Labour MP Wes Streeting didn’t hold back during BBC Question Time when he pushed for environment secretary George Eustice to apologise to the public for not taking responsibility for the petrol crisis.
Speaking on Thursday night, Streeting took aim at Eustice over the government’s management of the fuel shortage at petrol pumps which has gripped the nation for the last week.
He said: “If a government can’t get things right as basic as keeping fuel in the pumps, no wonder people think they’re so incompetent.
“Just this week, George Eustice blamed the public, blamed the voters, for the petrol pump crisis saying it’s because people are going to the pumps to find the petrol.”
Eustice told broadcasters on Monday: “The only reason we don’t have petrol on the forecourts is that people are buying petrol they don’t need.”
Streeting, the shadow child poverty secretary, zeroed in on this allegation from Eustice during his Question Time appearance.
Justifying the public’s panic-buying, Streeting said: “Well of course they are – because the moment this government says nothing to be worried about there’s no crisis, everything is going to be OK – you know that that’s obviously not going to be true.
“It’s the worst of both worlds – they failed to take the pre-emptive action, and then they fuelled the panic instead of fuelling the motorists.
“It’s a total disgrace and George you really should apologise, not just to the audience, but to the public at large, for blaming them for your government’s incompetence.”
Eustice did not apologise, and said Streeting was being “opportunistic” by claiming he was blaming consumers.
He also claimed that the fuel crisis was already subsiding and blamed the issue with supply chains on the Covid pandemic, rather than Breit.
Eustice continued: “Rather than thinking immigration is the answer to everything, and it’s is only actually a small number of HGV drivers who are EU citizens, what we really need to be doing is trying to improve working conditions.”
But, Streeting traced the ongoing shortage HGV drivers across the UK – which has slowed down the distribution of petrol from the refineries to the petrol pumps – back to Brexit.
He said: “There are a whole range of challenges that arose out of the government’s botched Brexit deal.

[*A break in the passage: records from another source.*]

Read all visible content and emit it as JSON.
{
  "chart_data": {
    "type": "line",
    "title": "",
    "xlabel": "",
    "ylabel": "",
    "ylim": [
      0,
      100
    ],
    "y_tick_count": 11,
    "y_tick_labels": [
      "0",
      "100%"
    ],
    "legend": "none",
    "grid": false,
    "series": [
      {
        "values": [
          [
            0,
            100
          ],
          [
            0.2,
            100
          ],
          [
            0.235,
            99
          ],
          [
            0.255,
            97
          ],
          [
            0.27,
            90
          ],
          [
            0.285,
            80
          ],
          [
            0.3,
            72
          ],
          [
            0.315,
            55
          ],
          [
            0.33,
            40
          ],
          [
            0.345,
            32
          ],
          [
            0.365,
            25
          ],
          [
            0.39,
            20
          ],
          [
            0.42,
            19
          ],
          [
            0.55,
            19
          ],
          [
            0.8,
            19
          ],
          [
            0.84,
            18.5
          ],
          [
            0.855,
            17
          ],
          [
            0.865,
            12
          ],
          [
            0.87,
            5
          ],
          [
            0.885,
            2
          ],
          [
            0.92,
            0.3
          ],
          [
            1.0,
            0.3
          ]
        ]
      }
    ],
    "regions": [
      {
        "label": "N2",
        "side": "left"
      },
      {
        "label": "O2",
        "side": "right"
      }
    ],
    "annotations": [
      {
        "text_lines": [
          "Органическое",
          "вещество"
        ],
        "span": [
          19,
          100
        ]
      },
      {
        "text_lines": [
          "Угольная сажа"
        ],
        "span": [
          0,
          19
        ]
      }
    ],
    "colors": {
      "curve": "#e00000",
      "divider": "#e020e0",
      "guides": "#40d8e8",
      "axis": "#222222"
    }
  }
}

“Problems that were not just foreseeable but foreseen.”
He noted that anti-Brexit campaigners warned there would be labour shortages once the UK left the EU, but the government has repeatedly denied that Brexit has caused any of the current shortages.
Yet, many have pointed to Downing Street’s temporary three-month visa scheme for overseas drivers as proof that the UK needs more workers from abroad following Brexit.